I look for roles beyond gender, genre: Rajshri Deshpande
Actor and activist Rajshri Deshpande talks about her multifaceted journey in a freewheeling chat with Delhi Post.
asking in the glory of her recent web series, ‘Sacred Games’, on Netflix Originals, based on author Vikram Chandra’s book of the same name, actor Rajshri Deshpande tells Delhi Post that she looks for characters beyond gender and genre.
“I am an actor. Put me in any role and I can be like water, easily a part of anything and everything,” says Deshpande, who is a staunch believer in “every role being a strong role”, and likes characters like Vidya Balan’s in ‘Dirty Picture’, Shabana Azmi’s in ‘Mandi’ and Rekha’s in ‘Umrao Jaan’.
Deshpande who was last seen in the film, ‘Sexy Durga’ in 2017, plays the role of Nawazuddin Siddiqui’s wife, Subhadra, in the first season of the thriller web series comprising eight episodes.
“I had first given an audition but that was that. And then being a bookworm, I started to read the book. That’s when I received a call that I have been finalised for the role of Subhadra. It just happened. I couldn’t have been happier,” recalls Deshpande. “It was so good to work with a professional team. Not to forget, it is a good feeling to be respected when you consider that you are just a minute part of the whole (film industry). When we started with the shoot, Anurag gave me so much respect,” she shares, referring to director Anurag Kashyap who co-directed ‘Sacred Games’ with Vikramaditya Motwane.
On starring opposite Siddiqui who plays Ganesh Gaitonde, a fugitive gang boss, Deshpande says,
“It was an experience in itself. He is unpredictable. So, as an actor, you have to maintain the rhythm with him. He is brilliant when it comes to gauging the co-actor’s potential and he makes sure that the scene plays out just better in every way possible.”
Deshpande also shares screen space with Siddiqui in the Nandita Das-directed biographical film ‘Manto’.
Talking about the upcoming film, based on the life of writer Saadat Hasan Manto, she says, “There is so much to say. The film itself is chronicling the life of two controversial writers of the time and how they come together in trying times.” She will be seen in the role of the prolific Indian Urdu writer and Padma Shri awardee Ismat Chugtai who extensively wrote on femininity and female sexuality and class conflict. Deshpande continues, “It was a huge honour to play Ismat aapa. She was opinionated and strong and was a huge, inspirational social worker.”
Switching gears, she talks about how activism was something bound to happen for her. “When I came to Mumbai, I had a lot of free time. I saw world cinema, and started volunteering. I started travelling along with shooting for the film ‘Angry Indian Goddesses’,” shares Deshpande, who worked with an international NGO in the rebuilding efforts in one of the epicentre villages of the Nepal earthquake back in 2014.
Travelling across the country, Deshpande, who belongs to a farmer’s family, acquainted herself with the realities that villages still have to face and the fact that the highest number of farmer suicides have been reported from Maharashtra.
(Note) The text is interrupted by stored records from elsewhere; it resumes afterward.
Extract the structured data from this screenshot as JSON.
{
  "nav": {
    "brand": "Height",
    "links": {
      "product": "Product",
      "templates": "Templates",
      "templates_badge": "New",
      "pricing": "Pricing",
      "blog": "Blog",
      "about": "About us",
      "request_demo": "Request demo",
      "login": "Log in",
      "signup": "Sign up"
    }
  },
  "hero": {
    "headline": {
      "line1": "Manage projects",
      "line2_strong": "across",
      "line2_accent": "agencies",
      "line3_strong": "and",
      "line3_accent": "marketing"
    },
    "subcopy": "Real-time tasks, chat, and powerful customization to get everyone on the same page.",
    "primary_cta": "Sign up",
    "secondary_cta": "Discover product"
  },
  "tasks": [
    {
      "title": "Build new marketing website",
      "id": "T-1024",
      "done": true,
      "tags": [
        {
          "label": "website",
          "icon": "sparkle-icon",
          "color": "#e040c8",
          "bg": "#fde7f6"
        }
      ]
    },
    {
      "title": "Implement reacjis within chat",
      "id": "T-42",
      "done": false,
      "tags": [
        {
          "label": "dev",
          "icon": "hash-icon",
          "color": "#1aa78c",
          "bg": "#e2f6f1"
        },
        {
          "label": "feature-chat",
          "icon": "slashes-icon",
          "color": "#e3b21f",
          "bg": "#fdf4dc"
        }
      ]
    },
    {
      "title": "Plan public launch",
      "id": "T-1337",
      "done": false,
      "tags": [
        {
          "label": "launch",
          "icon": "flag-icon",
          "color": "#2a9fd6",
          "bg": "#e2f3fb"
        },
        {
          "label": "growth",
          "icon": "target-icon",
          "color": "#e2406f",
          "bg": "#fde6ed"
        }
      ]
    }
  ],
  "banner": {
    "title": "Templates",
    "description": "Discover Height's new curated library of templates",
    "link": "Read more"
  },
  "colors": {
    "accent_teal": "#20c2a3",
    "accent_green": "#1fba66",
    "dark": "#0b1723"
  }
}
“I decided to adopt a drought-prone village Pandhri Pimpalgaon, and managed to execute a rainwater harvesting project. After that, there was no looking back,” recounts Deshpande, who went on to adopt another village, Math Jalegaon.
“Both the villages are my babies,” she says, beaming with pride while talking about her NGO Nabhangan Foundation (meaning the courtyard of the sky) which works for sustainable village development.
Aurangabad-bred Deshpande quit advertising, and to pursue her passion for acting, she came to Mumbai. She first started with short films. On the growing potential of short films, she says, “It is great and positive. Every talent has a platform. Only need is for the content to be filtered. And for that, writers who are so unique and talented need to be paid well.”
She made her debut in the Hindi Film Industry with a small role in the Aamir Khan-starrer ‘Talaash’ and did a brief stint in television with ‘24: India’ and ‘Kuch Toh Log Kahenge’ before returning to the silver screen with ‘Kick’. Ask her about the television phase, and she quips, “I realised that it was a full-time job. I wasn’t up for it.”
She has experimented across mediums, yet there is none her favourite. She quips, “Medium doesn’t matter. My job is to perform. As long as it is an influential role, my job is done.”